Para
ulama banyak berbeda pendapat tentang pengertian muhkam dan mutasyabih. Barangkali, dalam hubungan
ini, terdapat dua puluh pendapat mengenai kedua hal itu. Pendapat yang lazim
dan andal (sahih) sejak awal Islam sampai pada masa kita sekarang ini
ialah:
Pertama, ayat muhkam adalah ayat yang maksudnya jelas,
tidak ada ruang bagi kekeliruan. Oleh karena itu, ayat-ayat seperti ini wajib
diimani dan diamalkan.
Kedua, ayat mutasyabih adalah ayat yang makna
lahirnya bukanlah yang dimaksudkannya, sedangkan makna hakikinya, yang merupakan
takwilnya, tidak ada yang mengetahuinya kecuali Allah. Oleh karena itu,
ayat-ayat seperti ini wajib diimani tetapi tidak wajib
diamalkan.
Inilah
pendapat-pendapat di kalangan saudara-saudara kami, ulama Ahlus Sunnah, dan di
kalangan ulama Syi'ah. Hanya saja ulama Syi'ah percaya bahwa Nabi dan para Imam
Ahlul Baitnya mengetahui takwil ayat-ayat mutasyabih, sedangkan pada umumnya kaum
Muslimin, karena tidak mempunyai jalan untuk mengetahuinya, merujuk kepada
Allah, Rasulullah dan para Imam.
Pendapat
ini, walaupun dianut oleh sebagian besar para mufasir, tidak sesuai dengan
firman Allah:
"Dialah yang telah menurunkan
Al-Quran kepadamu. Di antaranya ada ayat-ayat yang muhkam. ...." (QS
3:7)
dan
tidak sesuai pula dengan yang ditunjukkan oleh ayat-ayat yang lain,
karena:
Pertama, kita tidak mengetahui ayat-ayat
Al-Quran yang kita tidak menemukan jalan untuk mengetahui maksudnya. Al-Quran
sendiri menyifati dirinya sendiri dengan sifat-sifat seperti cahaya, penunjuk
dan penjelas. Sifat-sifat ini tidak sesuai dengan tidak dapat diketahuinya makna
dan maksud Al-Quran.
"Tidakkah mereka itu merenungkan
Al-Quran? Seandainya Al-Quran itu dari sisi selain Allah, maka mereka akan
menemukan banyak pertentangan di dalamnya. " (QS 4:82)

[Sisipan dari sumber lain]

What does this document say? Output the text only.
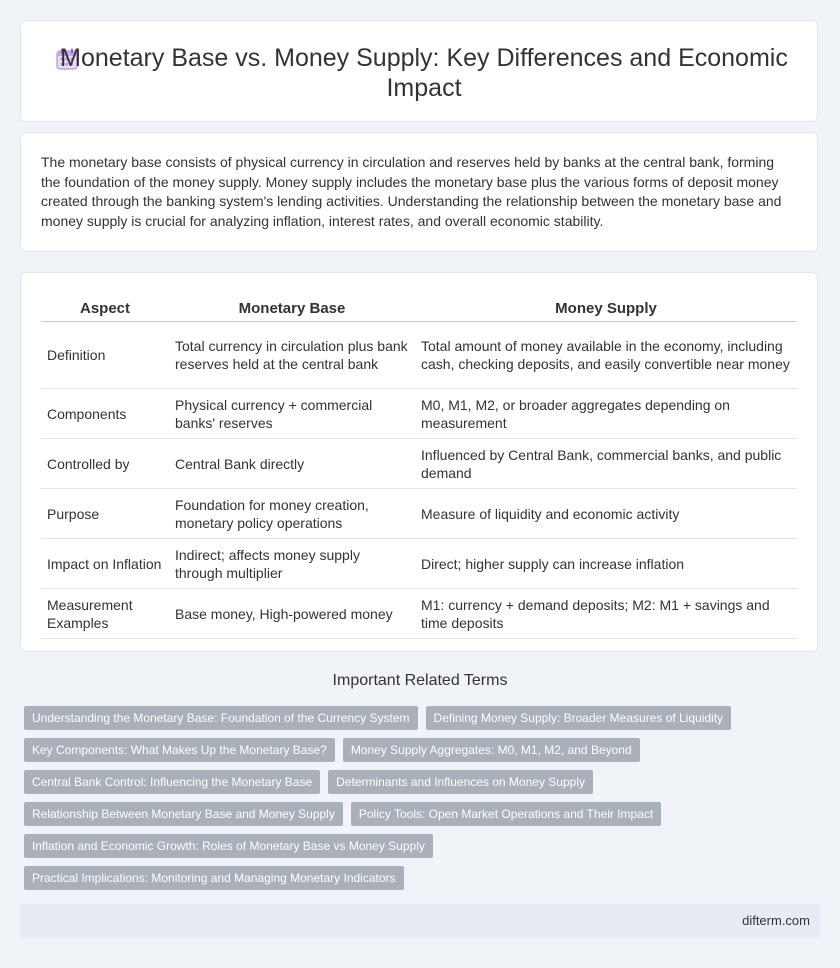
Monetary Base vs. Money Supply: Key Differences and Economic Impact

The monetary base consists of physical currency in circulation and reserves held by banks at the central bank, forming the foundation of the money supply. Money supply includes the monetary base plus the various forms of deposit money created through the banking system's lending activities. Understanding the relationship between the monetary base and money supply is crucial for analyzing inflation, interest rates, and overall economic stability.

Aspect	Monetary Base	Money Supply
Definition	Total currency in circulation plus bank reserves held at the central bank	Total amount of money available in the economy, including cash, checking deposits, and easily convertible near money
Components	Physical currency + commercial banks' reserves	M0, M1, M2, or broader aggregates depending on measurement
Controlled by	Central Bank directly	Influenced by Central Bank, commercial banks, and public demand
Purpose	Foundation for money creation, monetary policy operations	Measure of liquidity and economic activity
Impact on Inflation	Indirect; affects money supply through multiplier	Direct; higher supply can increase inflation
Measurement Examples	Base money, High-powered money	M1: currency + demand deposits; M2: M1 + savings and time deposits
Important Related Terms
Understanding the Monetary Base: Foundation of the Currency System	Defining Money Supply: Broader Measures of Liquidity
Key Components: What Makes Up the Monetary Base?	Money Supply Aggregates: M0, M1, M2, and Beyond
Central Bank Control: Influencing the Monetary Base	Determinants and Influences on Money Supply
Relationship Between Monetary Base and Money Supply	Policy Tools: Open Market Operations and Their Impact
Inflation and Economic Growth: Roles of Monetary Base vs Money Supply
Practical Implications: Monitoring and Managing Monetary Indicators
difterm.com
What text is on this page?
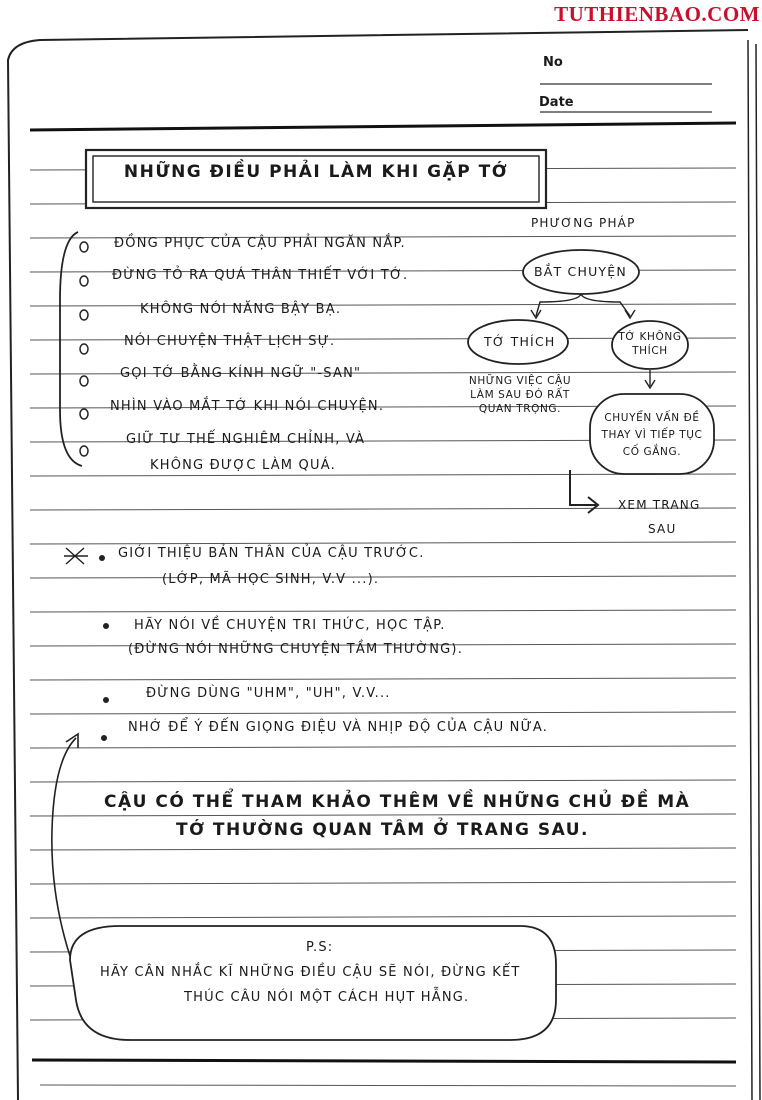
TUTHIENBAO.COM
No
Date
NHỮNG ĐIỀU PHẢI LÀM KHI GẶP TỚ
ĐỒNG PHỤC CỦA CẬU PHẢI NGĂN NẮP.
ĐỪNG TỎ RA QUÁ THÂN THIẾT VỚI TỚ.
KHÔNG NÓI NĂNG BẬY BẠ.
NÓI CHUYỆN THẬT LỊCH SỰ.
GỌI TỚ BẰNG KÍNH NGỮ "-SAN"
NHÌN VÀO MẮT TỚ KHI NÓI CHUYỆN.
GIỮ TƯ THẾ NGHIÊM CHỈNH, VÀ
KHÔNG ĐƯỢC LÀM QUÁ.
PHƯƠNG PHÁP
BẮT CHUYỆN
TỚ THÍCH	TỚ KHÔNG
THÍCH
NHỮNG VIỆC CẬU
LÀM SAU ĐÓ RẤT
QUAN TRỌNG.
CHUYỂN VẤN ĐỀ
THAY VÌ TIẾP TỤC
CỐ GẮNG.
XEM TRANG
SAU
GIỚI THIỆU BẢN THÂN CỦA CẬU TRƯỚC.
(LỚP, MÃ HỌC SINH, V.V ...).
HÃY NÓI VỀ CHUYỆN TRI THỨC, HỌC TẬP.
(ĐỪNG NÓI NHỮNG CHUYỆN TẦM THƯỜNG).
ĐỪNG DÙNG "UHM", "UH", V.V...
NHỚ ĐỂ Ý ĐẾN GIỌNG ĐIỆU VÀ NHỊP ĐỘ CỦA CẬU NỮA.
CẬU CÓ THỂ THAM KHẢO THÊM VỀ NHỮNG CHỦ ĐỀ MÀ
TỚ THƯỜNG QUAN TÂM Ở TRANG SAU.
P.S:
HÃY CÂN NHẮC KĨ NHỮNG ĐIỀU CẬU SẼ NÓI, ĐỪNG KẾT
THÚC CÂU NÓI MỘT CÁCH HỤT HẪNG.
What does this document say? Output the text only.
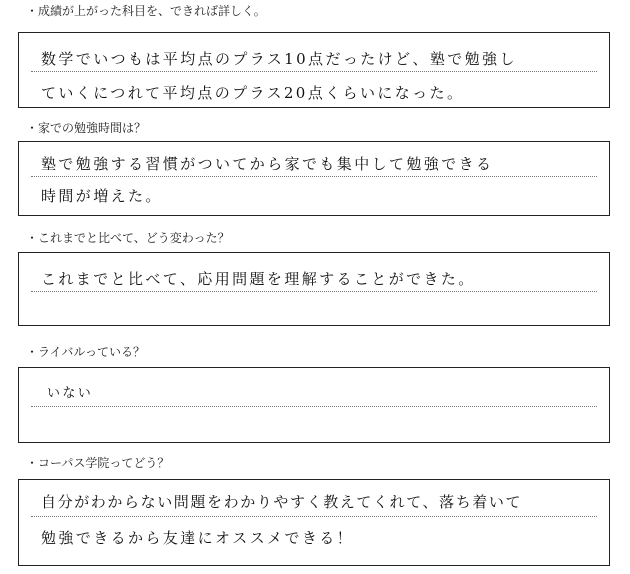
・成績が上がった科目を、できれば詳しく。
数学でいつもは平均点のプラス10点だったけど、塾で勉強し
ていくにつれて平均点のプラス20点くらいになった。
・家での勉強時間は？
塾で勉強する習慣がついてから家でも集中して勉強できる
時間が増えた。
・これまでと比べて、どう変わった？
これまでと比べて、応用問題を理解することができた。
・ライバルっている？
いない
・コーパス学院ってどう？
自分がわからない問題をわかりやすく教えてくれて、落ち着いて
勉強できるから友達にオススメできる！
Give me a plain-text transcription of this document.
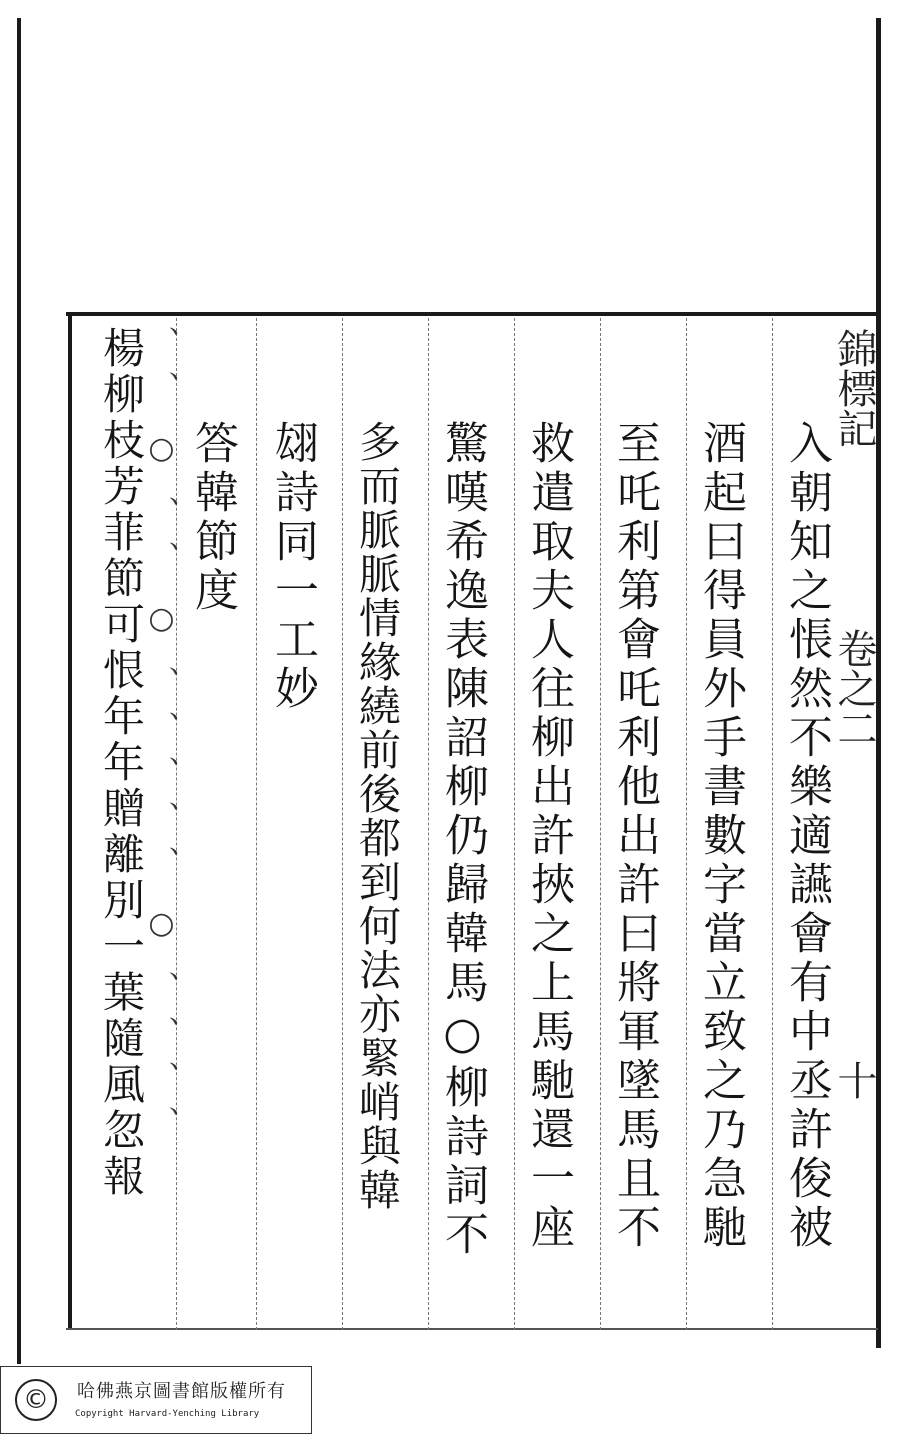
錦標記
卷之二
十
入朝知之悵然不樂適讌會有中丞許俊被
酒起曰得員外手書數字當立致之乃急馳
至吒利第會吒利他出許曰將軍墜馬且不
救遣取夫人往柳出許挾之上馬馳還一座
驚嘆希逸表陳詔柳仍歸韓馬○柳詩詞不
多而脈脈情緣繞前後都到何法亦緊峭與韓
翃詩同一工妙
答韓節度
楊柳枝芳菲節可恨年年贈離別一葉隨風忽報
、、○、、○、、、、、○、、、、
©	哈佛燕京圖書館版權所有
Copyright Harvard-Yenching Library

Bagaimana perenungan terhadap
Al-Quran bisa menghilangkan semua pertentangan, bila di dalamnya terdapat
ayat-ayat mutasyabih yang tidak
mungkin diketahui maknanya, seperti dinyatakan oleh pendapat yang telah kami
kutip tadi?
Bisa
dikatakan bahwa yang dimaksud dengan ayat-ayat mutasyabih adalah huruf-huruf sebagaimana
terdapat dalam permulaan beberapa surat, seperti (alif-lam-mim), (alif-lam-ra), (ha-mim) dan lain-lain, karena makna hakiki huruf-huruf ini tidak diketahui. Mesti diingat bahwa dalam ayat di atas, ayat
mutasyabih digunakan
bertentangan dengan ayat muhkam,
sehingga maksud ayat mutasyabih
ditunjukkan oleh kata-katanya, meskipun maksud yang ditunjukkan oleh
kata-kata lahirnya bisa sama dengan maksud yang hakiki. Sedangkan maksud
ayat-ayat itu tidaklah demikian.
Di
samping itu, ayat ini tampaknya menunjukkan bahwa sekelompok orang yang sesat
berusaha menyesatkan dan memfitnah orang dengan menggunakan ayat-ayat mutasyabih. Padahal belum pernah
terdengar adanya orang di kalangan kaum Muslimin yang melakukan penakwilan
seperti itu terhadap singkatan-singkatan tersebut. Dan orang-orang yang berbuat
demikian telah berbuat seperti itu terhadap semua ayat mutasyabih, bukan hanya terhadap
singkatan-singkatan ini saja. Sebagian ulama berkata bahwa ayat itu
mengisyaratkan sebuah kisah tentang usaha orangorang Yahudi untuk mengetahui
masa hidup Islam melalui singkatan-singkatan itu, tetapi Rasulullah s.a.w.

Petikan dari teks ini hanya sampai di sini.